Tricia followed, her pulse hammering. The deeper they went, the more the walls seemed to close in. Flashes of memory flickered in her mind,cold metal tables, the sting of needles, voices whispering words she didn't understand.
Then they reached a heavy steel door, rusted at the edges. Nathan pulled out a crowbar, wedging it into the frame until the lock snapped. The door groaned open.
And inside,
Tricia froze.
Rows of medical beds lined the room, each containing a decayed corpse strapped in place. The air was thick with the stench of death, but it wasn't just the sight of the bodies that made her blood turn to ice.
It was the fact that some of them were children.
Jared muttered a curse, stepping back. "What the hell is this?"
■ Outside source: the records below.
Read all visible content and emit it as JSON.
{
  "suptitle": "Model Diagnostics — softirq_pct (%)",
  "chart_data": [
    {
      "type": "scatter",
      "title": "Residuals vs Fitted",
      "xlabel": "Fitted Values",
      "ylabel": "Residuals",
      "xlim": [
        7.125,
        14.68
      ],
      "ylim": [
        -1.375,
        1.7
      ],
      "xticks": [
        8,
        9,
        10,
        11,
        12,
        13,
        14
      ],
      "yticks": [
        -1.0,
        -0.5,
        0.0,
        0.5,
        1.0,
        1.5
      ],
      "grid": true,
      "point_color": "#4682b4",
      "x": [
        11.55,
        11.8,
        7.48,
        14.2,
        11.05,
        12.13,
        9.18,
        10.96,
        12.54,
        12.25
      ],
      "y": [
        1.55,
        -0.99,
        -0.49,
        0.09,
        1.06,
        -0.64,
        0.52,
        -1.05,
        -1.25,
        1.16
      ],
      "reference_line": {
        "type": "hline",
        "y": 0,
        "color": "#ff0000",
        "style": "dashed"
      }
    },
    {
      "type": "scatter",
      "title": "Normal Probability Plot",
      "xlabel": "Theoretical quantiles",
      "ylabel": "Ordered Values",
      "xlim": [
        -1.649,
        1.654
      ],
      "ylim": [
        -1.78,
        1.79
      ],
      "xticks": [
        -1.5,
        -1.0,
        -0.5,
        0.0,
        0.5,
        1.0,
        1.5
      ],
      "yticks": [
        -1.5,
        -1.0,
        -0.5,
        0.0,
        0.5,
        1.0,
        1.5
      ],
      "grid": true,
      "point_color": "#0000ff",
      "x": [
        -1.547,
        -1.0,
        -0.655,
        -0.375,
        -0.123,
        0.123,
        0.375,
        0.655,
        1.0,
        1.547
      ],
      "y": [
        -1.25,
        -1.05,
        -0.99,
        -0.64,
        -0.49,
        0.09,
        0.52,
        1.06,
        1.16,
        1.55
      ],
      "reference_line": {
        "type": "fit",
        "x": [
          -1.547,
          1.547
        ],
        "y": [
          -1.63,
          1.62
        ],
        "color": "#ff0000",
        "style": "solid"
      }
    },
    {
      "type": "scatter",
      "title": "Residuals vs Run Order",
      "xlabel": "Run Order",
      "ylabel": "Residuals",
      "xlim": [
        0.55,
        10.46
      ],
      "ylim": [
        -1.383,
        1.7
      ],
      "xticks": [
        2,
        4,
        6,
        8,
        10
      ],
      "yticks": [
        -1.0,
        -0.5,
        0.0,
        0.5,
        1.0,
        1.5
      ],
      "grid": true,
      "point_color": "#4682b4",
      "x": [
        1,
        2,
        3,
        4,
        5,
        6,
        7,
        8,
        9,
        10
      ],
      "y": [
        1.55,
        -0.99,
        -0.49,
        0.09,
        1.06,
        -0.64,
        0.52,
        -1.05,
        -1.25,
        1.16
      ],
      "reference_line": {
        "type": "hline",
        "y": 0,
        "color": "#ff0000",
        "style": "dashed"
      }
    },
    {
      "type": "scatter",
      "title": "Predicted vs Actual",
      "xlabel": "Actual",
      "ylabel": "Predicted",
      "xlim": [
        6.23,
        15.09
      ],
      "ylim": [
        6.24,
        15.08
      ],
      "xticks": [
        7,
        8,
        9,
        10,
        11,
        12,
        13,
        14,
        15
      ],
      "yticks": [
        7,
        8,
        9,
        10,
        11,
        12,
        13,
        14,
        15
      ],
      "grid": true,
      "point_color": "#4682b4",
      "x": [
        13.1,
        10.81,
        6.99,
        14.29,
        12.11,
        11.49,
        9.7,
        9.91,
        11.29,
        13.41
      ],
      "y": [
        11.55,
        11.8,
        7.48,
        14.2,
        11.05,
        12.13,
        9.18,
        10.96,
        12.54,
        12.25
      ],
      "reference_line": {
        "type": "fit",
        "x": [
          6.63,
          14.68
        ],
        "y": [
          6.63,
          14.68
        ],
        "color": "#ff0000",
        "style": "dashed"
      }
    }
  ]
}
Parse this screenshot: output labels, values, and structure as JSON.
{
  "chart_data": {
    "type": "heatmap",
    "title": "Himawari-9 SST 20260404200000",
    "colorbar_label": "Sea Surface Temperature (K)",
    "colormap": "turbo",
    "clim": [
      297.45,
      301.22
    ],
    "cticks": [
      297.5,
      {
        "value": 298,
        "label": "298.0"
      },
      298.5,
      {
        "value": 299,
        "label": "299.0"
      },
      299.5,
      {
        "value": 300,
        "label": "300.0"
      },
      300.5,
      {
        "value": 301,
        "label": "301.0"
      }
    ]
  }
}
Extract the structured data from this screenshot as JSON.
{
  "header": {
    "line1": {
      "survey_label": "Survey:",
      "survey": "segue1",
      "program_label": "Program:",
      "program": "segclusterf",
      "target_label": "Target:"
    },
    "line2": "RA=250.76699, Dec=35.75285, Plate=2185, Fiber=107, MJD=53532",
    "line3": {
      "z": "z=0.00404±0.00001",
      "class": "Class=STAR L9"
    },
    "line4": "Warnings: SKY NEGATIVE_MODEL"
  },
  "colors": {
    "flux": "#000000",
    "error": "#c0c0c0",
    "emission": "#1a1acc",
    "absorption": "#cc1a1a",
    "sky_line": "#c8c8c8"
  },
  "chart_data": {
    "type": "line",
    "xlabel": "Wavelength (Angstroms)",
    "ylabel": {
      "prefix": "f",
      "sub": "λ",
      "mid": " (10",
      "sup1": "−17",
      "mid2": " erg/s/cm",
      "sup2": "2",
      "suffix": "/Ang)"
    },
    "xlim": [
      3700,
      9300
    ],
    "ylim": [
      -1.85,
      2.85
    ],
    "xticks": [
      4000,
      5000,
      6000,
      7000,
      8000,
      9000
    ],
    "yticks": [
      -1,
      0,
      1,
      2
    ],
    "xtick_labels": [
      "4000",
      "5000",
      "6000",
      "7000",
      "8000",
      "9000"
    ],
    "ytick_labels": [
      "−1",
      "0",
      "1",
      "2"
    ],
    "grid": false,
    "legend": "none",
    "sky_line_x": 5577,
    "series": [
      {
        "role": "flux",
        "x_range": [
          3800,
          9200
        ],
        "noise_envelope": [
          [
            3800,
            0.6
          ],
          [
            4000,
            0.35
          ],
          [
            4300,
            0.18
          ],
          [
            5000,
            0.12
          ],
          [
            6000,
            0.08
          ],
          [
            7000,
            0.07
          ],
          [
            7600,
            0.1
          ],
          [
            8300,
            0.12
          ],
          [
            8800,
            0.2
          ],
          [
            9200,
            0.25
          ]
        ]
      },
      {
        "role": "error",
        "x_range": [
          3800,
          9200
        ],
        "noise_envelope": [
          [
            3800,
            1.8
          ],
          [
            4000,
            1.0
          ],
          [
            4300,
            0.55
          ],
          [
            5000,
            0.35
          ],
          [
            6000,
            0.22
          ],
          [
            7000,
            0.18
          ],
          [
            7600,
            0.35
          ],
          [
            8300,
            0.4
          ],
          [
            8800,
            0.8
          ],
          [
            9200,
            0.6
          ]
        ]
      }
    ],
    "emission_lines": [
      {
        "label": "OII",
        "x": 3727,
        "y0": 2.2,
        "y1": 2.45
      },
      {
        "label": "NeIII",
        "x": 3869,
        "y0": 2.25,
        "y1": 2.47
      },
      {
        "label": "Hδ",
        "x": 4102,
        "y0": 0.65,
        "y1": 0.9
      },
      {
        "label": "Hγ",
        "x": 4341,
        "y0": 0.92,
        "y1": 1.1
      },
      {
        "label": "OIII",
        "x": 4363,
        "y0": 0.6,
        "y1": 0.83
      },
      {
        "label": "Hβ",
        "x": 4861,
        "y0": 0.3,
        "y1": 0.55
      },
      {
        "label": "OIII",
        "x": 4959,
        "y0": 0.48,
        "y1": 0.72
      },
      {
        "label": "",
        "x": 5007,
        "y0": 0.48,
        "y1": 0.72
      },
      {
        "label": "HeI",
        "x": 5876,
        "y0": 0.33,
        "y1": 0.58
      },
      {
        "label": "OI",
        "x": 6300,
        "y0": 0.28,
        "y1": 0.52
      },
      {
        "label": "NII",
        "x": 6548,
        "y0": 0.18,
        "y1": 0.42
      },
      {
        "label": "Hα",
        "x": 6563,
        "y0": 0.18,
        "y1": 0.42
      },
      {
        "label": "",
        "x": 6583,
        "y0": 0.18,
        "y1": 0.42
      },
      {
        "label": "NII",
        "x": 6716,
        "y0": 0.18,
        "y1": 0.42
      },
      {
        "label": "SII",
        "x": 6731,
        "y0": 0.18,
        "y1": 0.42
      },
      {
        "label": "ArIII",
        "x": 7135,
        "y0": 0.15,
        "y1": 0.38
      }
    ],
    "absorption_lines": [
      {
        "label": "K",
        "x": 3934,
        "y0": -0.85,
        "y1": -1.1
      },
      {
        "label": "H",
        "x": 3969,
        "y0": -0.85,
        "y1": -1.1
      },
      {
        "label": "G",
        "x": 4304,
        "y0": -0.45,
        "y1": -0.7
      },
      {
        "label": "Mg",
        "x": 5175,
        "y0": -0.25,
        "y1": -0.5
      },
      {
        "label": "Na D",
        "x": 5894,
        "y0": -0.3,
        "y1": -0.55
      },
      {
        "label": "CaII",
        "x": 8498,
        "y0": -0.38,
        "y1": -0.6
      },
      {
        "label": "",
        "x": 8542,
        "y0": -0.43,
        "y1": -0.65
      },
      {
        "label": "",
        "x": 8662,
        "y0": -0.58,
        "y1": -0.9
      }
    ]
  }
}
Nathan's jaw clenched. "Proof."
Reed scanned the room, his face unreadable. "This wasn't just an experiment. It was a slaughterhouse."
Tricia felt sick. She stepped closer to one of the decayed bodies, her hands trembling. A metal tag was still attached to the wrist.
> T-048
Her breath hitched. Another test subject.
She moved to another body. T-049. Then another. T-050.
One after the other, they all had identification numbers. Just like her.
Her chest tightened. How many children had they experimented on? How many never made it out?
Nathan's voice was grim. "Lorne used this place to perfect his 'conditioning techniques.' The subjects who didn't survive were left behind, erased." He turned to Tricia. "You weren't supposed to make it, either."
A chill crawled down her spine. "Then why did I?"
Nathan exhaled. "Because you weren't just another subject. You were the key to everything. And Maya, she must have figured that out."
Jared turned to him, his eyes dark with anger. "Where is Lorne now?"
Nathan hesitated. "I don't know. But whatever he's planning, he isn't done."
Tricia clenched her fists. She looked at the remains of those who never had a chance, those whose names had been buried and forgotten. She had survived when they hadn't.
And now, she was going to make sure their deaths weren't in vain.
"Then we find him," she said, her voice cold as steel. "And we end this.”